Desde hace veinte años se decía que Antonio Vega se estaba muriendo o que incluso había muerto. Era como una leyenda urbana constante, pero finalmente murió ayer. No cabe duda de que fue un excelente compositor de canciones que han hecho historia, sobre todo una, La chica de ayer, que él casi denostaba porque su éxito y su mitología enterraban el resto de su obra.
Pero, ya saben, a veces el éxito es una maldición, y Serrat será siempre el autor de Mediterráneo, aunque tenga un arsenal de canciones magníficas. Ese es su cartel, y en algunos artistas se convierte en su losa, porque parece que sólo ha escrito una canción en su vida. Seguramente para muchos La chica de ayer será una canción pachanguera más, pero no lo es para una generación que pensó que tocaba pasarlo bien después de tanta dictadura. Era como La Marsellesa de la movida, y su autor ha muerto.
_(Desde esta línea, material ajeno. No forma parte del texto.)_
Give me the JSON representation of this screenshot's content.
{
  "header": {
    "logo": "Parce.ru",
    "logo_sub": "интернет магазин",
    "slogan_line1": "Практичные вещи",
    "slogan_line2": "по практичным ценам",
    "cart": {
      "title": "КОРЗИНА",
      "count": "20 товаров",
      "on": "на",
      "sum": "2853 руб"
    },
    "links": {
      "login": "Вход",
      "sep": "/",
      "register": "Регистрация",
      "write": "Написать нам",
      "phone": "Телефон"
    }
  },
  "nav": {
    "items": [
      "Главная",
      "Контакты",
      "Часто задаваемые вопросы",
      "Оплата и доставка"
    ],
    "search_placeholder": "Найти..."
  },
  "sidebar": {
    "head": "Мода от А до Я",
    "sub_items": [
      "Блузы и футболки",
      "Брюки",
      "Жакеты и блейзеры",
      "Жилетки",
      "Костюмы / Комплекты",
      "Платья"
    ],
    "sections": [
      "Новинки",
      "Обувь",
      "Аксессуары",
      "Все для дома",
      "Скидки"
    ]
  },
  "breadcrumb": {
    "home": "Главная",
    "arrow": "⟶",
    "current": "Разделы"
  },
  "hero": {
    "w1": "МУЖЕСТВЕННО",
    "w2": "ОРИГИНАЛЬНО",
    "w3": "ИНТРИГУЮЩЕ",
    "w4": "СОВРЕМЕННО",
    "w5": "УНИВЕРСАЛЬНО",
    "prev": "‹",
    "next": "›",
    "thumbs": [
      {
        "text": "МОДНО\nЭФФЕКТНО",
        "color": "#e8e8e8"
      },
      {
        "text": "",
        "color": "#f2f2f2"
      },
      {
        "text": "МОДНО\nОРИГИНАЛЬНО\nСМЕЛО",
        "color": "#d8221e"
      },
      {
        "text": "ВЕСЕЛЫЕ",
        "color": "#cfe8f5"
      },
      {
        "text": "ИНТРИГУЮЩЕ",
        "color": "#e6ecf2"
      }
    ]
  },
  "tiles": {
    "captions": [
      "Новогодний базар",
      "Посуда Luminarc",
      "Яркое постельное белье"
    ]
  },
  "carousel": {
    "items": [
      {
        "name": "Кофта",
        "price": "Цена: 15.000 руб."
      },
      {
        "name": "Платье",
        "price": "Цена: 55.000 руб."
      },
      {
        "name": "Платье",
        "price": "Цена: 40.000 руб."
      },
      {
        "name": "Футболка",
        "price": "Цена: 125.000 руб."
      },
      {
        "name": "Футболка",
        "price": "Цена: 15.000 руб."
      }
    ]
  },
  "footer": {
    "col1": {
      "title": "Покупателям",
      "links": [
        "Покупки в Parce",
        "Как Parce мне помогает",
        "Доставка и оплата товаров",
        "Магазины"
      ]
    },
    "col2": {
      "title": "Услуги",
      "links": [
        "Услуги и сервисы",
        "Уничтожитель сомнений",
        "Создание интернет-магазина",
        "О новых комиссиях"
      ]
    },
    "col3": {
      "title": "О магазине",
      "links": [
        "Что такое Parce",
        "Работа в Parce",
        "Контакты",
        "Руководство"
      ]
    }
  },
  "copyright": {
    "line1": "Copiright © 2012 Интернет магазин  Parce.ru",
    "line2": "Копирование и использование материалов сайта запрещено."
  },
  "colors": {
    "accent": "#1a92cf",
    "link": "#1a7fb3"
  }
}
Una lástima.

¿Te acuerdas Emilio de quella movida trasladada a Las Palmas a finales de los 70 y rincipios de los 80? Tú las llamado meneada, aludiendo al intento de trasplante que de aquello hizo Mauel Padorno. Era la época dorada de lgares como Yurfa y Utopía. Pero ya se han ido muchas personas con las que entonces nos veíamos y disfrutábamos. Ya no están Sergio Almeida, Andrés Solana, Marcos Martín, Dolores Campos-Herrero, Roberto Barreiro. Qué jóvenes éramos y qué pronto se fueron nuestro amifos.